On a recent Sunday morning, a disabled veteran set up used wares for sale — electronics, clothing, and a stuffed animal — on the sidewalk of a popular Tenderloin intersection: Hyde and Turk streets. For many items, the vet was requesting just a dollar. But the merchandise — including the sweater-wearing rabbit, who had a cute smile but a dirty exterior — had seen much better days. “Buy today or it might go away,” the vet said to pedestrians in a rhyming parlance. Except no one was buying. And one passerby said loudly for anyone to hear, “Nobody's going to buy that.” Overlooking it all was a giant mural called Self Destruction that dissects the kind of complicated hell to which people subject themselves.
It's a brutal world of death, destruction, and disappointment, but it's also an adventure of incredible highs, suggest artists How and Nosm, the celebrated New York twins (real names: Raoul and Davide Perre). How and Nosm's massive wall paintings are as detailed as architectural renderings, and they adorn structures around the United States, Europe, and elsewhere, including the Palestinian side of the giant wall Israel built around its territory. On their Tenderloin building, How and Nosm have depicted everything from birds with holes in their heads to a broken chain covered in bloodish red.
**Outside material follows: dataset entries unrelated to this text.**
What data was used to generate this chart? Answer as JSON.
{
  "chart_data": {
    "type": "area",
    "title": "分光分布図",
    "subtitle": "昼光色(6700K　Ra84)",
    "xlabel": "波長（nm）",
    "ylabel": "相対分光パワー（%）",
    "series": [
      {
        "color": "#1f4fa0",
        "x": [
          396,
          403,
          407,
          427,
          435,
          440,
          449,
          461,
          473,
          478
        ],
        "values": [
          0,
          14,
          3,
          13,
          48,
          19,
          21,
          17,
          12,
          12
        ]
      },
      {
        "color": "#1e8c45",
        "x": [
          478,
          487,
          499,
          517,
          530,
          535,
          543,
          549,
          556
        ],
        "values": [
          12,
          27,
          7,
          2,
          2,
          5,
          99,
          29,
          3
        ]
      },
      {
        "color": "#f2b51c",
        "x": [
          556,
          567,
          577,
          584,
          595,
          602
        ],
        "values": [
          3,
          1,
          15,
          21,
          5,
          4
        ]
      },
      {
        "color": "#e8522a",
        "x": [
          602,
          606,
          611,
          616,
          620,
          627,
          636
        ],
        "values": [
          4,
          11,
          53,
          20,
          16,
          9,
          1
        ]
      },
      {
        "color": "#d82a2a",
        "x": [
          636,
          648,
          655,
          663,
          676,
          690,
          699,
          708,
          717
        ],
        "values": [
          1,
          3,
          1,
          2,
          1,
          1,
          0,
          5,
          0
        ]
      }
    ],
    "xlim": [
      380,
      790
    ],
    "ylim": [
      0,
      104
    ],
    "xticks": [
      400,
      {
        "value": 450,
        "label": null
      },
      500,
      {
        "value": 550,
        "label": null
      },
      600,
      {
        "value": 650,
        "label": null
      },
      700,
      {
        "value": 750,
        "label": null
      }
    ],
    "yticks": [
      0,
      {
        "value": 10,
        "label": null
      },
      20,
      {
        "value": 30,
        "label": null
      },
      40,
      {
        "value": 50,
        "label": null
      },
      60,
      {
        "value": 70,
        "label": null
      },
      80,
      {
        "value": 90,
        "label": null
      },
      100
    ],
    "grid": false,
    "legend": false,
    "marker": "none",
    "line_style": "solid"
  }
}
Painted in February 2013, Self Destruction is a three-story narrative of lives like that of Calvin Gary, a longtime street-seller at Hyde and Turk streets who, breaking from his salesmanship, looked at Self Destruction and told me he thought How and Nosm were “damn good artists.” Gary's glowing critique is a tribute to the way that How and Nosm portray tumult. To those who spend hours at Turk and Hyde streets, Self Destruction is a road map to the lives they have to deal with every day of the week.